Granite was right, she thought. This cub
is
special.

Ralick yawned and stretched. He rolled over so his little pink tummy showed. His out-sized paws hung limply as Copper rubbed his underneath and stroked his head. She fondled his thickly-furred ears and cooed at him.

‘I don’t know why he’s up here. He slipped away when you knocked at the door. I expect he didn’t like all the commotion. He’s my very closest friend, Amy. I hope you two will get on.’
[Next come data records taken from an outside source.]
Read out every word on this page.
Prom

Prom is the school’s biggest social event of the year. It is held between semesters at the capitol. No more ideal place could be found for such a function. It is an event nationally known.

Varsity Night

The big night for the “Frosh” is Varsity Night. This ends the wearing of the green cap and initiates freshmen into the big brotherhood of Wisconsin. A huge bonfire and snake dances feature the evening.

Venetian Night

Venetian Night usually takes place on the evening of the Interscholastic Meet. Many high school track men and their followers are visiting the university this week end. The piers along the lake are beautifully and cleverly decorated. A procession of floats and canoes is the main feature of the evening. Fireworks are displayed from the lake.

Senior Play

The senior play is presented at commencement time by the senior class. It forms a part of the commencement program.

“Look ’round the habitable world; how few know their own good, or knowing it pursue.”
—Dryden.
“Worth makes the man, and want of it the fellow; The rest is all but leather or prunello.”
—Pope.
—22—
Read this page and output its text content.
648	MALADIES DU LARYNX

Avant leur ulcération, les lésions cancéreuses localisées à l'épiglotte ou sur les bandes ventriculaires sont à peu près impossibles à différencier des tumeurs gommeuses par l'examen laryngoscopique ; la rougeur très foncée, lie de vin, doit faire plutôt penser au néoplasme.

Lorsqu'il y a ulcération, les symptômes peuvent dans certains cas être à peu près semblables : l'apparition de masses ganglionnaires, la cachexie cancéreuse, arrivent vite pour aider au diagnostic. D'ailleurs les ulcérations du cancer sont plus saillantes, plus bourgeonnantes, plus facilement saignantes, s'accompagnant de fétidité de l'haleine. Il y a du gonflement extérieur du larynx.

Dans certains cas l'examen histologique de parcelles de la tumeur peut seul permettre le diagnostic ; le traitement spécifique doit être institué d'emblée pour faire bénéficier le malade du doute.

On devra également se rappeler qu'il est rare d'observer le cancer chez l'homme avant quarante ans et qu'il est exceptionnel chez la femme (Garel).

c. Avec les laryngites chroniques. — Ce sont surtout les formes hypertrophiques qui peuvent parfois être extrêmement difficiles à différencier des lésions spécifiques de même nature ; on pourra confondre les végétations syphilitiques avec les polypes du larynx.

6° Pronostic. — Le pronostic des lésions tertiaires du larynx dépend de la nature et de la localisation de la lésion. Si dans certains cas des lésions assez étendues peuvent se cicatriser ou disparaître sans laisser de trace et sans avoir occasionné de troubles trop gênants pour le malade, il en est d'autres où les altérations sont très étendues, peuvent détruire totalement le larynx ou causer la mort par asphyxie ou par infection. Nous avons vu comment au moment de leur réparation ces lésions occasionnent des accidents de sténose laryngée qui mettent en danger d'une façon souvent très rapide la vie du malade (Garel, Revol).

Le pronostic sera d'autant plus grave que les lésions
The way they gazed at each other was sickening. Amy felt herself growing tight and angry. As if some internal spring was being wound up, and was getting shorter and springier and about to burst.

‘How sweet.’

‘Thank you. He is. Ralick and Questrid are special. And now you, Amethyst. I’m so glad Ruby arranged for you to come and stay.’

Amy smiled weakly. There she goes again, she thought, gushing like a waterfall, and nice. So NICE.

‘I’ll go and unpack my things,’ Amy told Copper.

‘Do you want me to help?’

‘No, no,’ said Amy. ‘Thanks.’

She scuttled into her bedroom and closed the door.

She snatched her hand away from the door as she shut
it: Yuk! Even the handle was made of wood. It was shaped into an acorn, and so realistic that if it hadn’t been so big, a squirrel would have been fooled. She stood very still so the floorboards wouldn’t creak, closed her eyes and tried not to breathe the wood smell in too deeply.

It was all so weird. That horrible wolf cub thing, she thought. I hate it. And I hate Copper. Why do they look at each other like that? Secrets. They’ve got secrets but I’m not jealous. How could I be jealous of a wolf and a Wood girl?